El 22 de abril de 1949 Vladímir Nabókov jugó su último partido de fútbol. Ese día cumplía 50 años. Era el golero de su equipo desde que había llegado a Estados Unidos, hace cuatro años, pero en Francia -y en Inglaterra- había jugado en ese puesto, en cuanto había podido conseguir un cuadro para saciar su sed deportiva. El ajedrez estaba bien pero no lo hacía moverse tanto.
Era un partido decisivo, si perdían quedaban eliminados de la liga local y ya eran hombres mayores, sabían que para muchos, eran los últimos días de fútbol. Quizás hablaron demasiado de eso en la previa. Demasiado énfasis en que luego de este campeonato, para muchos de los jugadores, no habría otros. Los dolores posteriores eran cada vez más difíciles de aplacar. Las lesiones más frecuentes. Las arritmias más preocupantes.
Vladimir, el genial escritor ruso, no quería dejar el fútbol. Lograba despejarse de su mundo lleno de mariposas. Lo llevaba a la tierra, sentía su latido.
Un par de atajadas demostraron que seguía en forma y gracias a un penal mal cobrado que logró despejar su equipo atacó durante toda la segunda parte.

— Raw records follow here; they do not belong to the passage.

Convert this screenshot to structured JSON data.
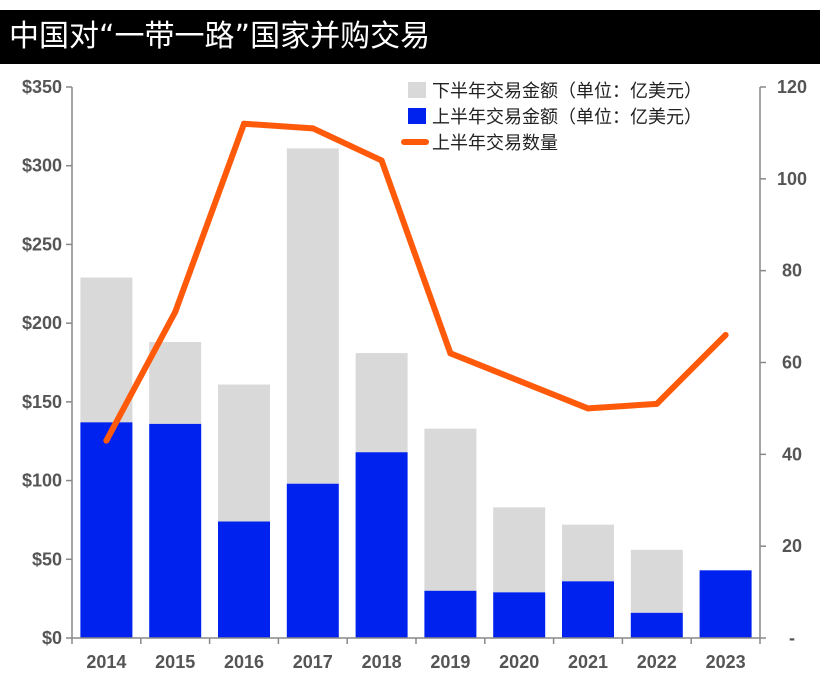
{
  "title": "中国对“一带一路”国家并购交易",
  "chart_data": {
    "type": "bar",
    "stacked": true,
    "categories": [
      "2014",
      "2015",
      "2016",
      "2017",
      "2018",
      "2019",
      "2020",
      "2021",
      "2022",
      "2023"
    ],
    "series": [
      {
        "name": "上半年交易金额（单位：亿美元）",
        "type": "bar",
        "axis": "left",
        "color": "#0022ee",
        "values": [
          137,
          136,
          74,
          98,
          118,
          30,
          29,
          36,
          16,
          43
        ]
      },
      {
        "name": "下半年交易金额（单位：亿美元）",
        "type": "bar",
        "axis": "left",
        "color": "#d9d9d9",
        "values": [
          92,
          52,
          87,
          213,
          63,
          103,
          54,
          36,
          40,
          0
        ]
      },
      {
        "name": "上半年交易数量",
        "type": "line",
        "axis": "right",
        "color": "#ff5a0a",
        "values": [
          43,
          71,
          112,
          111,
          104,
          62,
          null,
          50,
          51,
          66
        ]
      }
    ],
    "yLeft": {
      "min": 0,
      "max": 350,
      "step": 50,
      "tickLabels": [
        "$0",
        "$50",
        "$100",
        "$150",
        "$200",
        "$250",
        "$300",
        "$350"
      ]
    },
    "yRight": {
      "min": 0,
      "max": 120,
      "step": 20,
      "tickLabels": [
        "-",
        "20",
        "40",
        "60",
        "80",
        "100",
        "120"
      ]
    },
    "legend": {
      "position": "top-right",
      "entries": [
        "下半年交易金额（单位：亿美元）",
        "上半年交易金额（单位：亿美元）",
        "上半年交易数量"
      ]
    },
    "grid": false
  }
}
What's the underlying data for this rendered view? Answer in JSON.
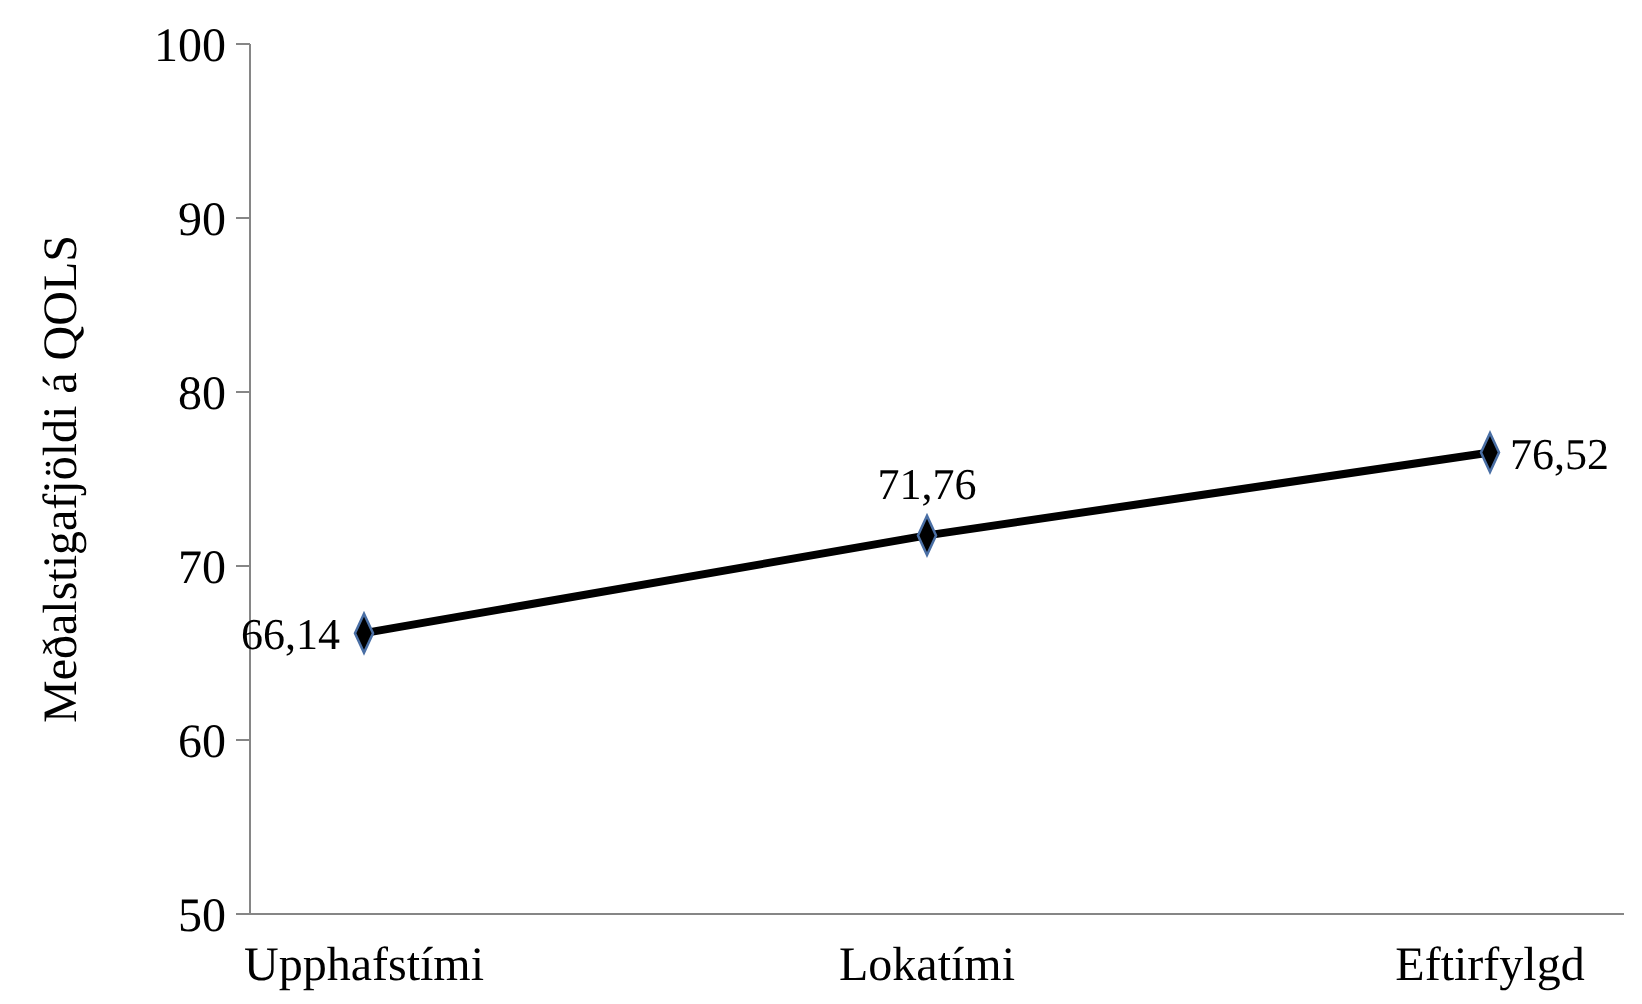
{
  "chart_data": {
    "type": "line",
    "ylabel": "Meðalstigafjöldi á QOLS",
    "categories": [
      "Upphafstími",
      "Lokatími",
      "Eftirfylgd"
    ],
    "series": [
      {
        "color": "#000000",
        "values": [
          66.14,
          71.76,
          76.52
        ],
        "value_labels": [
          "66,14",
          "71,76",
          "76,52"
        ]
      }
    ],
    "ylim": [
      50,
      100
    ],
    "yticks": [
      50,
      60,
      70,
      80,
      90,
      100
    ],
    "grid": false,
    "marker": "diamond",
    "line_style": "solid"
  }
}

Pero algo había cambiado. La grada estaba sumergida en un inquietante silencio. El veterano guardameta miraba a la gente y trataba de entender su desconcertante actitud, su falta de pasión. Entonces la vio. La chica era muy joven, una adolescente, pero tenía algo adulto en el rostro, pensó por un instante que quizás era su belleza la que había enmudecido al pequeño grupo de aficionados. Entonces Quilty, el delantero rival, pateó desde afuera del área y el gol fue inevitable.
El partido terminó uno a cero. Todos se fueron sin reproches. Algunos suspiraban al salir del césped, otros lloraron en las duchas.
Todos volvieron a sus casas cabizbajos. Todos, menos el ilustre golero, que se sentó a escribir una novela sobre la soledad de un hombre adulto, sobre la pasión, sobre la juventud y sobre el dolor.